Começou hoje (4/4) o prazo para adesão ao RERCT (Regime Especial de Regularização Cambial e Tributária). O prazo final de adesão é 31 de outubro. 

O regime, estabelecido pela Lei nº 13.254/2016 e regulamentado pela Instrução Normativa nº 1.627/2016, permite a regularização de recursos, bens ou direitos remetidos ou mantidos no exterior, ou repatriados por residentes ou domiciliados no país, que não tenham sido declarados ou que tenham sido declarados incorretamente. Bens, recursos e direitos devem ser provenientes de atividade lícita. 

A declaração deve ser voluntária e informar fato novo, que não tenha sido objeto de lançamento. Para aderir ao RERCT, o contribuinte terá de preencher o formulário eletrônico aprovado pelo Ato Declaratório Executivo nº 2/2016, publicado no “Diário Oficial da União” desta segunda-feira. 

O formulário está disponível no e-CAC (Centro Virtual de Atendimento ao Contribuinte), no site http://rfb.gov.br. 

A lei que instituiu o regime permite a regularização de recursos, bens ou direitos remetidos ou mantidos no exterior, ou repatriados por residentes ou domiciliados no país, que não tenham sido declarados ou que tenham sido declarados incorretamente. 

A entrega da Dercat é facultativa, sendo necessária apenas àqueles que desejarem optar pelo regime. Podem optar pelo RERCT a pessoa física ou jurídica residente ou domiciliada no Brasil em 31 de dezembro de 2014, titular de bens e direitos de origem lícita, anteriormente a essa data, não declarados ou declarados à Receita com omissão ou incorreção em relação a dados essenciais.

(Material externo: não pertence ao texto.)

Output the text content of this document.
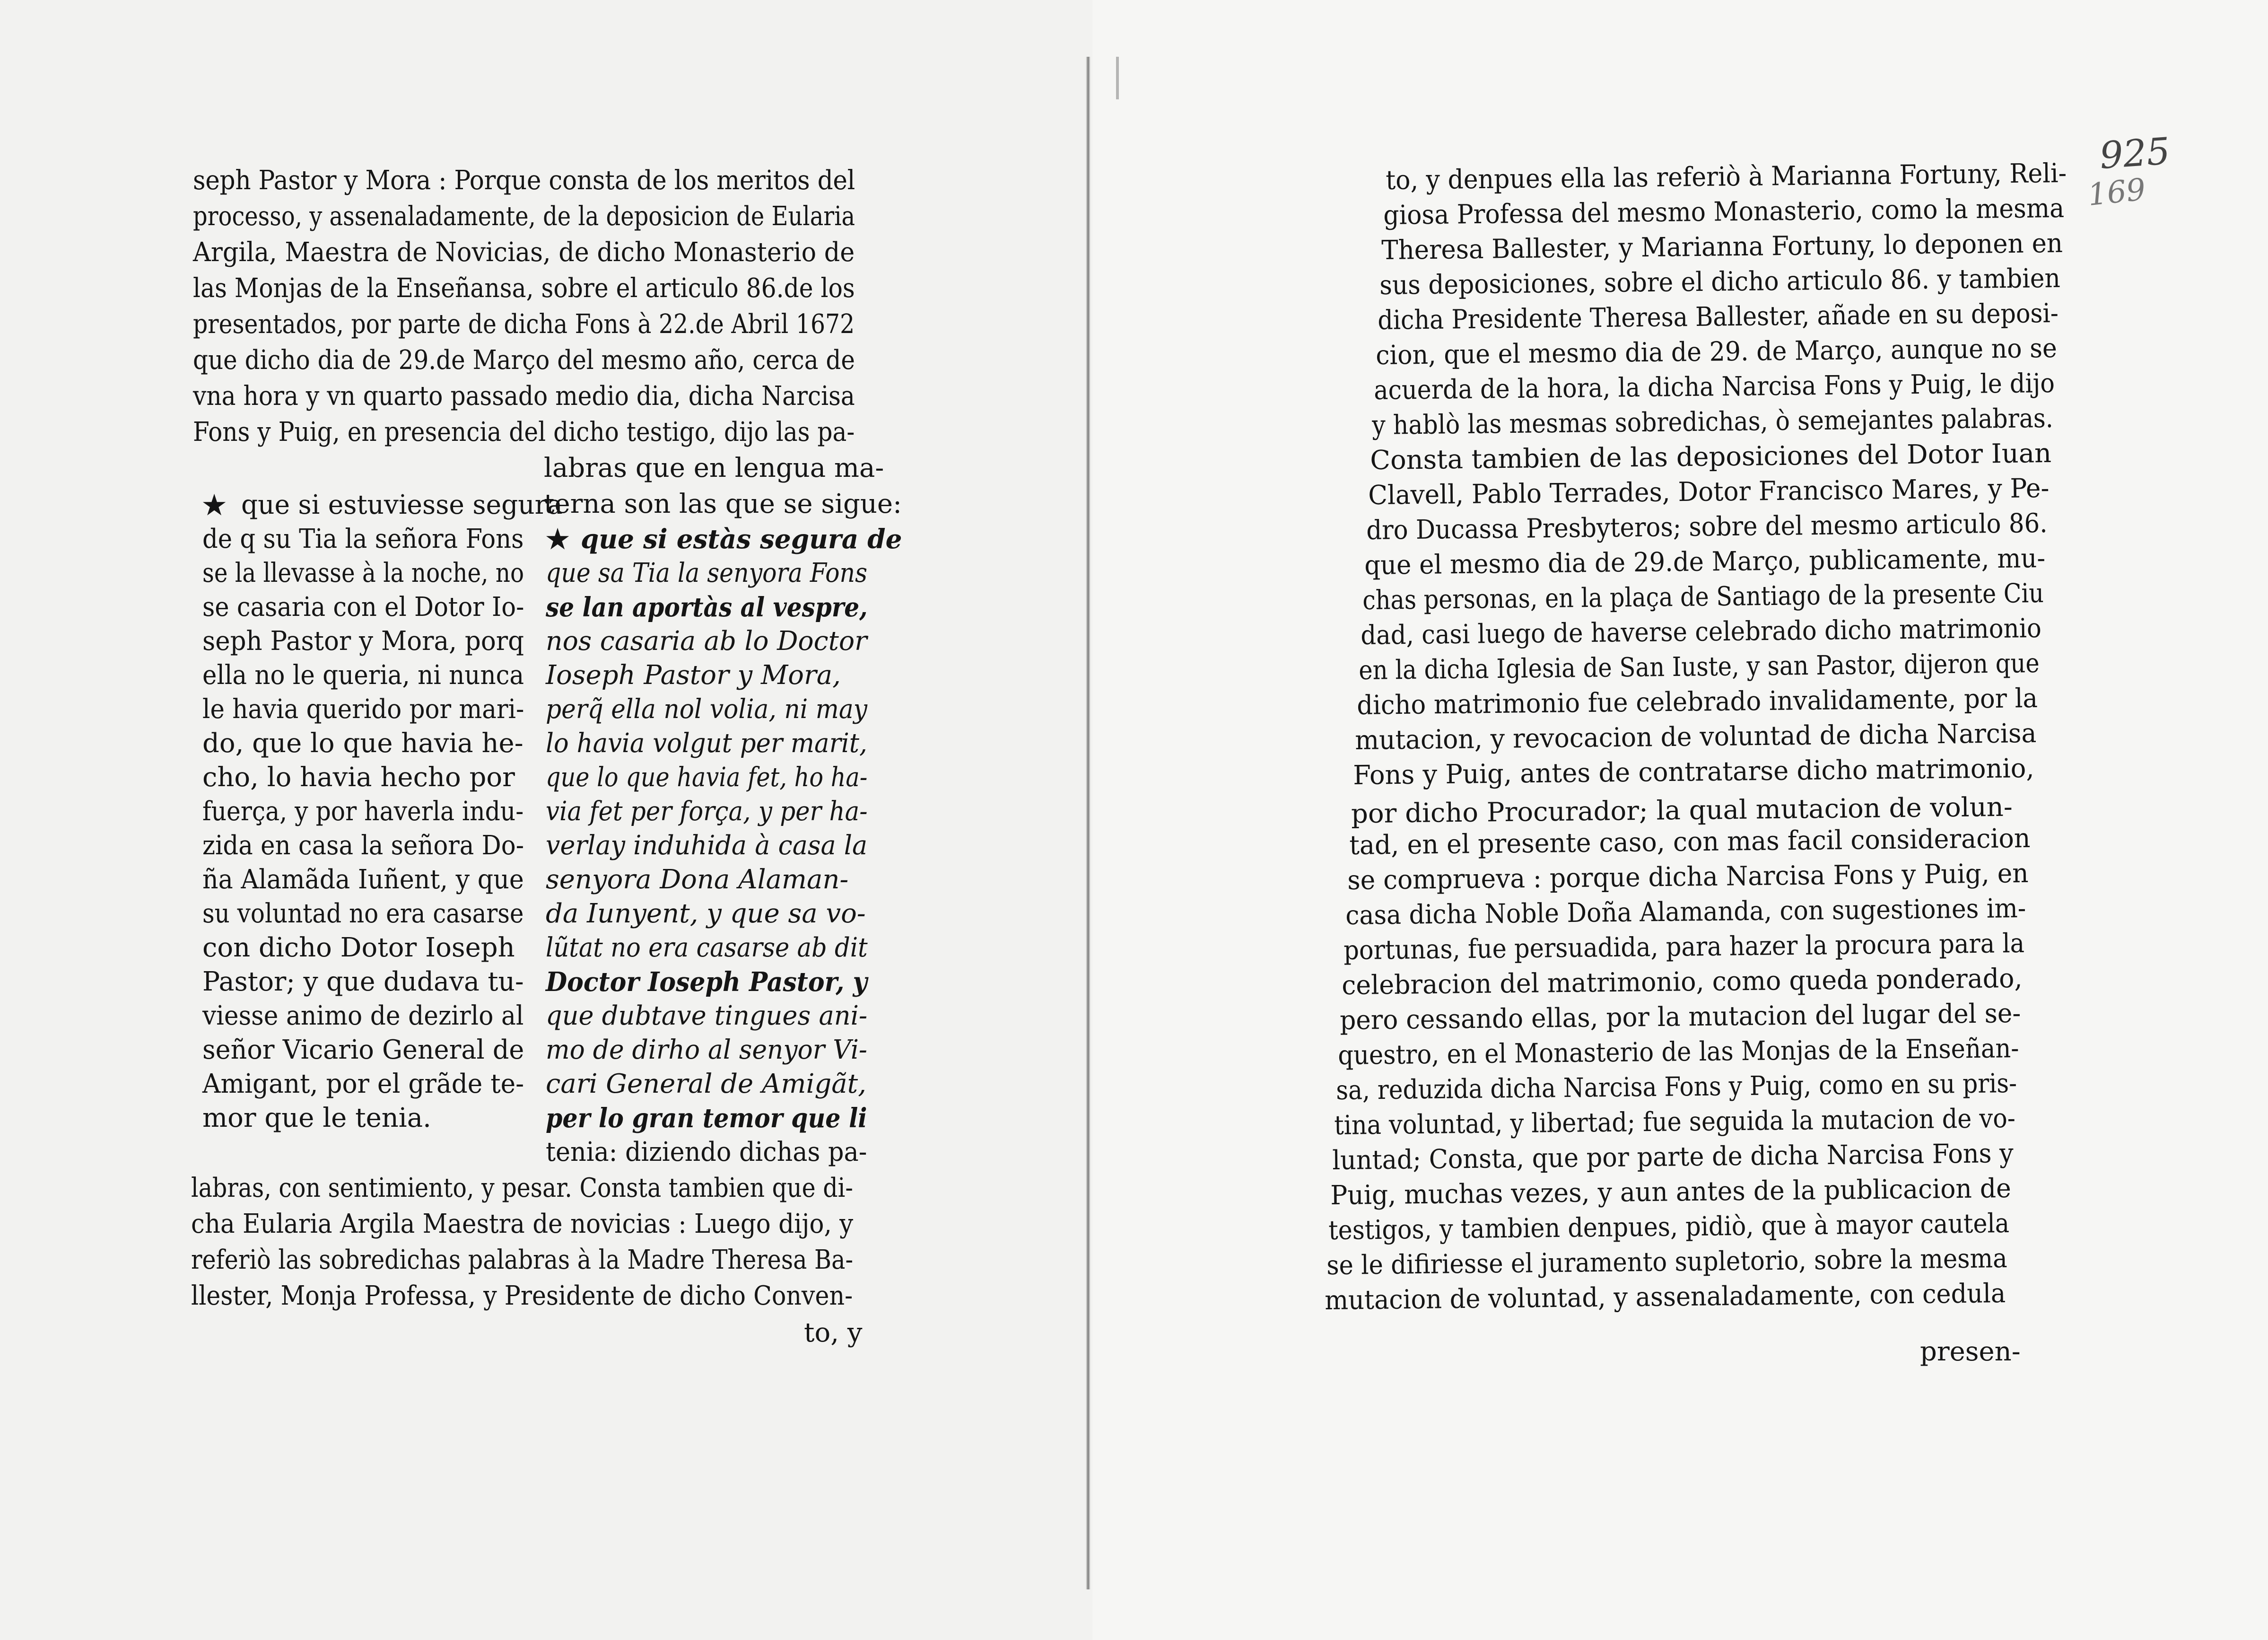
seph Pastor y Mora : Porque consta de los meritos del

processo, y assenaladamente, de la deposicion de Eularia

Argila, Maestra de Novicias, de dicho Monasterio de

las Monjas de la Enseñansa, sobre el articulo 86.de los

presentados, por parte de dicha Fons à 22.de Abril 1672

que dicho dia de 29.de Março del mesmo año, cerca de

vna hora y vn quarto passado medio dia, dicha Narcisa

Fons y Puig, en presencia del dicho testigo, dijo las pa-

labras que en lengua ma-

terna son las que se sigue:

★

★

que si estuviesse segura

de q su Tia la señora Fons

se la llevasse à la noche, no

se casaria con el Dotor Io-

seph Pastor y Mora, porq

ella no le queria, ni nunca

le havia querido por mari-

do, que lo que havia he-

cho, lo havia hecho por

fuerça, y por haverla indu-

zida en casa la señora Do-

ña Alamãda Iuñent, y que

su voluntad no era casarse

con dicho Dotor Ioseph

Pastor; y que dudava tu-

viesse animo de dezirlo al

señor Vicario General de

Amigant, por el grãde te-

mor que le tenia.

que si estàs segura de

que sa Tia la senyora Fons

se lan aportàs al vespre,

nos casaria ab lo Doctor

Ioseph Pastor y Mora,

perq̃ ella nol volia, ni may

lo havia volgut per marit,

que lo que havia fet, ho ha-

via fet per força, y per ha-

verlay induhida à casa la

senyora Dona Alaman-

da Iunyent, y que sa vo-

lũtat no era casarse ab dit

Doctor Ioseph Pastor, y

que dubtave tingues ani-

mo de dirho al senyor Vi-

cari General de Amigãt,

per lo gran temor que li

tenia: diziendo dichas pa-

labras, con sentimiento, y pesar. Consta tambien que di-

cha Eularia Argila Maestra de novicias : Luego dijo, y

referiò las sobredichas palabras à la Madre Theresa Ba-

llester, Monja Professa, y Presidente de dicho Conven-

to, y

925
169

to, y denpues ella las referiò à Marianna Fortuny, Reli-

giosa Professa del mesmo Monasterio, como la mesma

Theresa Ballester, y Marianna Fortuny, lo deponen en

sus deposiciones, sobre el dicho articulo 86. y tambien

dicha Presidente Theresa Ballester, añade en su deposi-

cion, que el mesmo dia de 29. de Março, aunque no se

acuerda de la hora, la dicha Narcisa Fons y Puig, le dijo

y hablò las mesmas sobredichas, ò semejantes palabras.

Consta tambien de las deposiciones del Dotor Iuan

Clavell, Pablo Terrades, Dotor Francisco Mares, y Pe-

dro Ducassa Presbyteros; sobre del mesmo articulo 86.

que el mesmo dia de 29.de Março, publicamente, mu-

chas personas, en la plaça de Santiago de la presente Ciu

dad, casi luego de haverse celebrado dicho matrimonio

en la dicha Iglesia de San Iuste, y san Pastor, dijeron que

dicho matrimonio fue celebrado invalidamente, por la

mutacion, y revocacion de voluntad de dicha Narcisa

Fons y Puig, antes de contratarse dicho matrimonio,

por dicho Procurador; la qual mutacion de volun-

tad, en el presente caso, con mas facil consideracion

se comprueva : porque dicha Narcisa Fons y Puig, en

casa dicha Noble Doña Alamanda, con sugestiones im-

portunas, fue persuadida, para hazer la procura para la

celebracion del matrimonio, como queda ponderado,

pero cessando ellas, por la mutacion del lugar del se-

questro, en el Monasterio de las Monjas de la Enseñan-

sa, reduzida dicha Narcisa Fons y Puig, como en su pris-

tina voluntad, y libertad; fue seguida la mutacion de vo-

luntad; Consta, que por parte de dicha Narcisa Fons y

Puig, muchas vezes, y aun antes de la publicacion de

testigos, y tambien denpues, pidiò, que à mayor cautela

se le difiriesse el juramento supletorio, sobre la mesma

mutacion de voluntad, y assenaladamente, con cedula

presen-
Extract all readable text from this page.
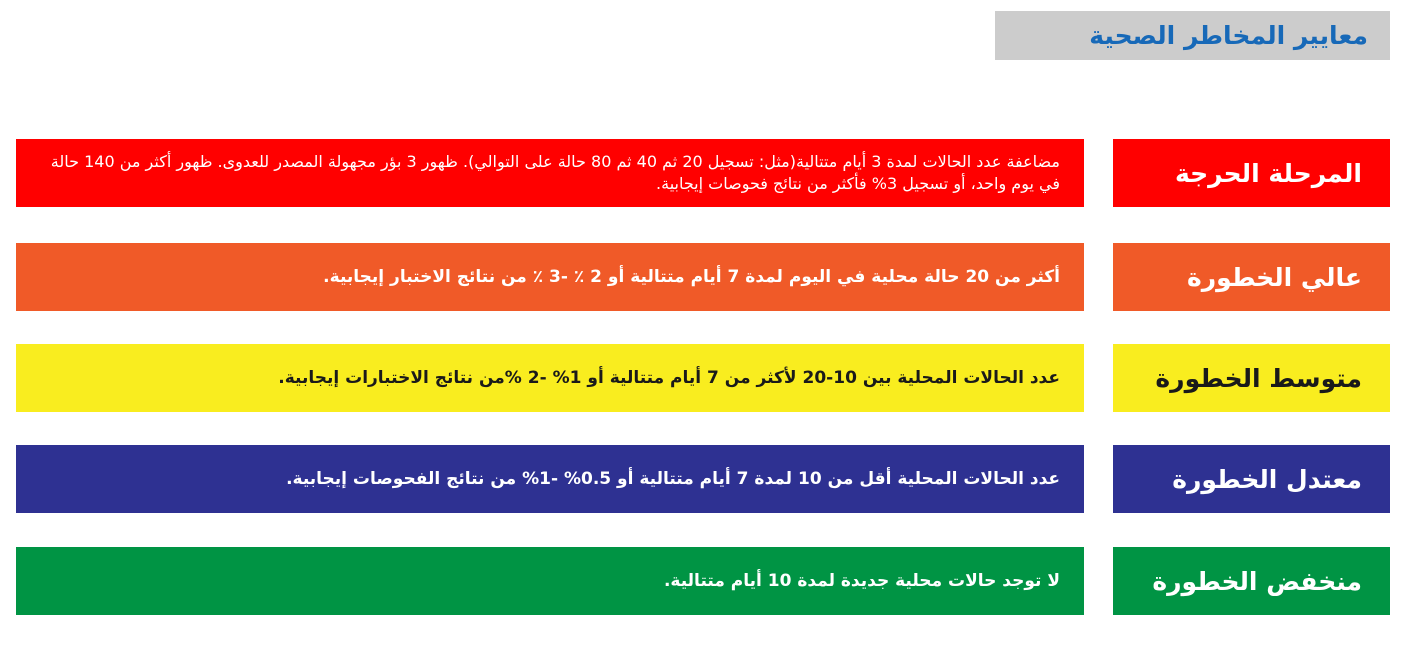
معايير المخاطر الصحية
مضاعفة عدد الحالات لمدة 3 أيام متتالية(مثل: تسجيل 20 ثم 40 ثم 80 حالة على التوالي). ظهور 3 بؤر مجهولة المصدر للعدوى. ظهور أكثر من 140 حالة في يوم واحد، أو تسجيل 3% فأكثر من نتائج فحوصات إيجابية.	المرحلة الحرجة
أكثر من 20 حالة محلية في اليوم لمدة 7 أيام متتالية أو 2 ٪ -3 ٪ من نتائج الاختبار إيجابية.	عالي الخطورة
عدد الحالات المحلية بين 10-20 لأكثر من 7 أيام متتالية أو 1% -2 %من نتائج الاختبارات إيجابية.	متوسط الخطورة
عدد الحالات المحلية أقل من 10 لمدة 7 أيام متتالية أو 0.5% -1% من نتائج الفحوصات إيجابية.	معتدل الخطورة
لا توجد حالات محلية جديدة لمدة 10 أيام متتالية.	منخفض الخطورة
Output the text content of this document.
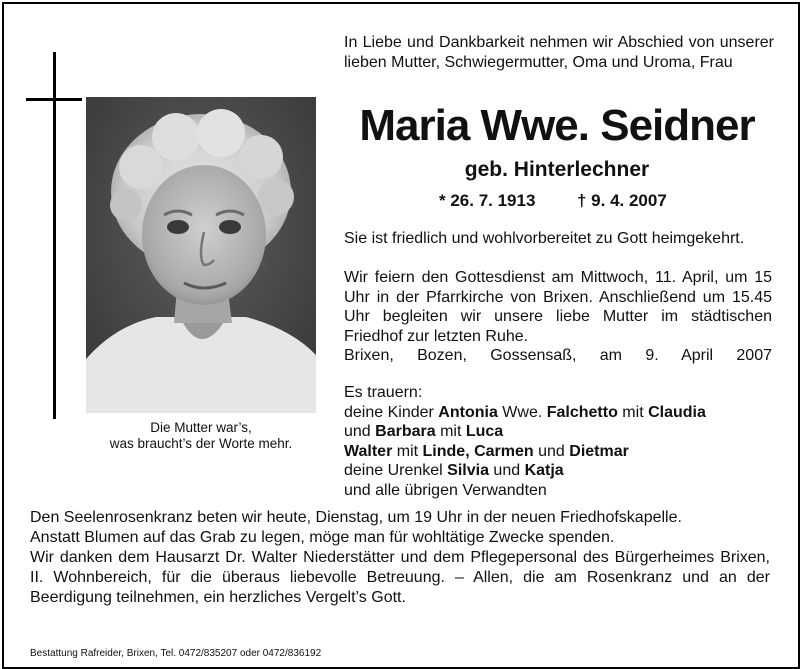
Die Mutter war’s,
was braucht’s der Worte mehr.

In Liebe und Dankbarkeit nehmen wir Abschied von unserer lieben Mutter, Schwiegermutter, Oma und Uroma, Frau

Maria Wwe. Seidner
geb. Hinterlechner
* 26. 7. 1913 † 9. 4. 2007

Sie ist friedlich und wohlvorbereitet zu Gott heimgekehrt.

Wir feiern den Gottesdienst am Mittwoch, 11. April, um 15 Uhr in der Pfarrkirche von Brixen. Anschließend um 15.45 Uhr begleiten wir unsere liebe Mutter im städtischen Friedhof zur letzten Ruhe.

Brixen, Bozen, Gossensaß, am 9. April 2007

Es trauern:
deine Kinder Antonia Wwe. Falchetto mit Claudia
und Barbara mit Luca
Walter mit Linde, Carmen und Dietmar
deine Urenkel Silvia und Katja
und alle übrigen Verwandten

Den Seelenrosenkranz beten wir heute, Dienstag, um 19 Uhr in der neuen Friedhofskapelle.

Anstatt Blumen auf das Grab zu legen, möge man für wohltätige Zwecke spenden.

Wir danken dem Hausarzt Dr. Walter Niederstätter und dem Pflegepersonal des Bürgerheimes Brixen, II. Wohnbereich, für die überaus liebevolle Betreuung. – Allen, die am Rosenkranz und an der Beerdigung teilnehmen, ein herzliches Vergelt’s Gott.

Bestattung Rafreider, Brixen, Tel. 0472/835207 oder 0472/836192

Também pode optar pelo regime o espólio cuja sucessão estivesse aberta em 31 de dezembro de 2014. 

O contribuinte que aderir ao regime terá de pagar 15% de Imposto de Renda sobre o valor total, em reais, dos recursos objeto de regularização, além do pagamento integral da multa de regularização, também de 15%, totalizando 30%. 

Devem constar na declaração de regularização: 

a) identificação do declarante, contendo o número do CPF, nome e data de nascimento, no caso de pessoa física; no caso de pessoa jurídica, o número do CNPJ e a razão social; 

b) identificação dos recursos, bens ou direitos a serem regularizados, existentes em 31 de dezembro de 2014, bem como a identificação da titularidade e origem; 

c) valor dos recursos, bens ou direitos de qualquer natureza declarados; 

d) declaração de que os bens ou direitos de qualquer natureza declarados têm origem em atividade econômica lícita e de que as informações fornecidas são verdadeiras; 

e) declaração de que não foi condenado em ação penal, ainda que não transitada em julgado, cujo objeto seja um dos crimes listados no § 1º do artigo 5º da Lei nº 13.254; 

f) declaração de que era residente ou domiciliado no país em 31 de dezembro de 2014, segundo a legislação tributária; 

g) declaração de que, em 14 de janeiro de 2016, não era detentor de cargos, empregos ou funções públicas de direção ou eletiva e de que não possuía cônjuge ou parente consanguíneo ou afins até o segundo grau ou por adoção nessas condições; 

h) descrição das condutas praticadas pelo declarante que se enquadrem nos crimes previstos no § 1º do artigo 5º da Lei nº 13.254 e descrição dos respectivos recursos, bens ou direitos de qualquer natureza, na hipótese de inexistência de saldo dos recursos, ou de titularidade de propriedade de bens ou direitos em 31 de dezembro de 2014; e 

i) descrição das condutas praticadas pelo declarante que se enquadrem nos crimes previstos no § 1º do artigo 5º da Lei nº 13.254 e descrição dos respectivos recursos, bens ou direitos de qualquer natureza, na hipótese em que o bem original tenha sido posteriormente repassado à titularidade ou responsabilidade, direta ou indireta, de trust de quaisquer espécies, fundações, sociedades despersonalizadas, fideicomissos, ou dispostos mediante a entrega a pessoa física ou jurídica, personalizada ou não, para guarda, depósito, investimento, posse ou propriedade de que sejam beneficiários efetivos o interessado, seu representante ou pessoa por ele designada. 

A não apresentação da declaração, o não pagamento integral do IR e da multa ou a declaração inverídica de informações levarão à nulidade da adesão ao regime e a consequente inaplicabilidade das disposições da lei aos recursos, bens ou direitos declarados.